Roberts represented the American General Contractors, writing briefs for the organization that pushed for an end to affirmative action programs in two cases involving the Department of Transportation and Department of Defense. Roberts represented coal companies fighting to avoid paying retirement benefits to employees and seeking to avoid expensive reclamation projects in communities where they mine.

He represented Toyota Motor Manufacturing when it sought to deny that the Americans with Disabilities Act required it to accommodate a worker who had developed carpal tunnel syndrome.

But Roberts also took cases that required him to advocate positions inconsistent with conservative views of the Constitution.
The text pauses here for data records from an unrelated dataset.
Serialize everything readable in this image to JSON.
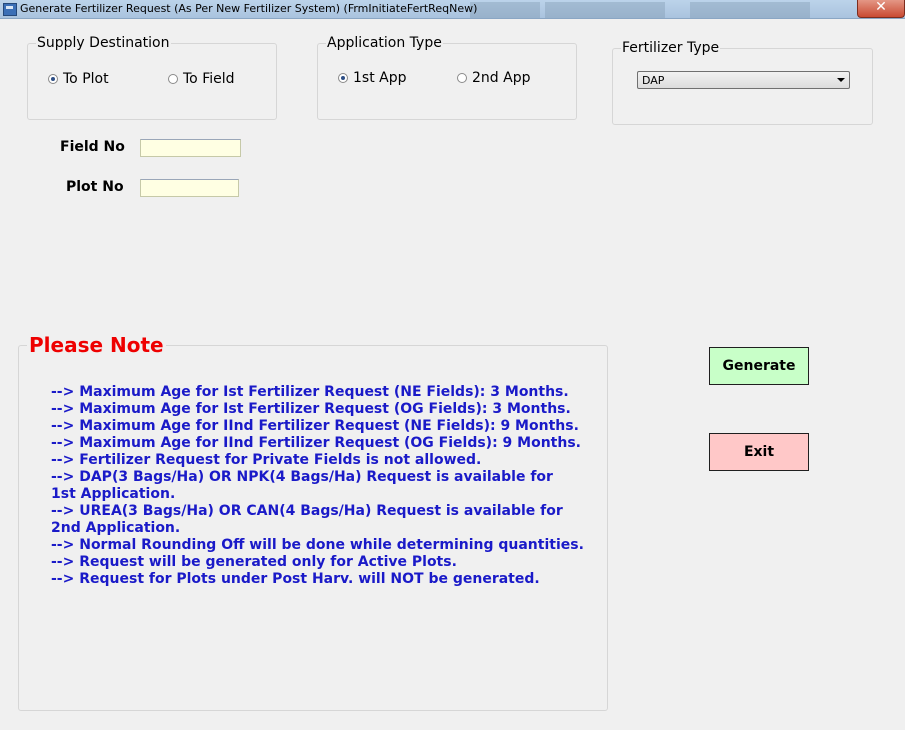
{
  "window": {
    "title": "Generate Fertilizer Request (As Per New Fertilizer System) (FrmInitiateFertReqNew)",
    "close_symbol": "✕"
  },
  "supply_destination": {
    "legend": "Supply Destination",
    "options": [
      {
        "label": "To Plot",
        "checked": true
      },
      {
        "label": "To Field",
        "checked": false
      }
    ]
  },
  "application_type": {
    "legend": "Application Type",
    "options": [
      {
        "label": "1st App",
        "checked": true
      },
      {
        "label": "2nd App",
        "checked": false
      }
    ]
  },
  "fertilizer_type": {
    "legend": "Fertilizer Type",
    "selected": "DAP"
  },
  "fields": {
    "field_no_label": "Field No",
    "field_no_value": "",
    "plot_no_label": "Plot No",
    "plot_no_value": ""
  },
  "note": {
    "heading": "Please Note",
    "lines": [
      "--> Maximum Age for Ist Fertilizer Request (NE Fields): 3 Months.",
      "--> Maximum Age for Ist Fertilizer Request (OG Fields): 3 Months.",
      "--> Maximum Age for IInd Fertilizer Request (NE Fields): 9 Months.",
      "--> Maximum Age for IInd Fertilizer Request (OG Fields): 9 Months.",
      "--> Fertilizer Request for Private Fields is not allowed.",
      "--> DAP(3 Bags/Ha) OR NPK(4 Bags/Ha) Request is available for",
      "1st Application.",
      "--> UREA(3 Bags/Ha) OR CAN(4 Bags/Ha) Request is available for",
      "2nd Application.",
      "--> Normal Rounding Off will be done while determining quantities.",
      "--> Request will be generated only for Active Plots.",
      "--> Request for Plots under Post Harv. will NOT be generated."
    ]
  },
  "buttons": {
    "generate_label": "Generate",
    "exit_label": "Exit"
  },
  "colors": {
    "generate_bg": "#c8ffc8",
    "exit_bg": "#ffc8c8",
    "note_heading": "#ee0000",
    "note_text": "#1a1ac8"
  }
}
In 2000, Roberts represented a native Hawaiian group before the Supreme Court seeking to exclude other ethnic groups from voting for trustees of an agency that oversees programs for those of Hawaiian ancestry. On the other side were conservative legal icon Robert Bork and Theodore Olsen, who would go on to serve as President Bush’s chief legal advocate at the high court.

The court ruled against Roberts’ clients, with the liberal bloc of justices dissenting.

In a 2002 case that decided whether a planning agency in the Lake Tahoe Basin could prevent development on private land without it being considered a property “taking” for constitutional purposes, Roberts represented the side that conservatives opposed. He convinced the court to side with him – while conservative Justices Scalia and Clarence Thomas and Chief Justice William Rehnquist dissented.

Roberts’ involvement in such cases is explained most simply by his job description: Lawyers take clients who hire them. And they have an ethical duty to represent those clients to the best of their ability, no matter their personal views.

But Roberts’ experience in that arena would serve him well on the high court.

“A strong appellate attorney has to understand the interconnectedness of things, and appreciate the deep, sometimes divisive policy issues that go into deciding how a set of facts lead to an outcome,” said Norm Ankers, who went to Harvard Law School with Roberts and now heads the trial division of the Honigman, Miller law firm in Detroit. “That’s also what a good appellate judge will do.”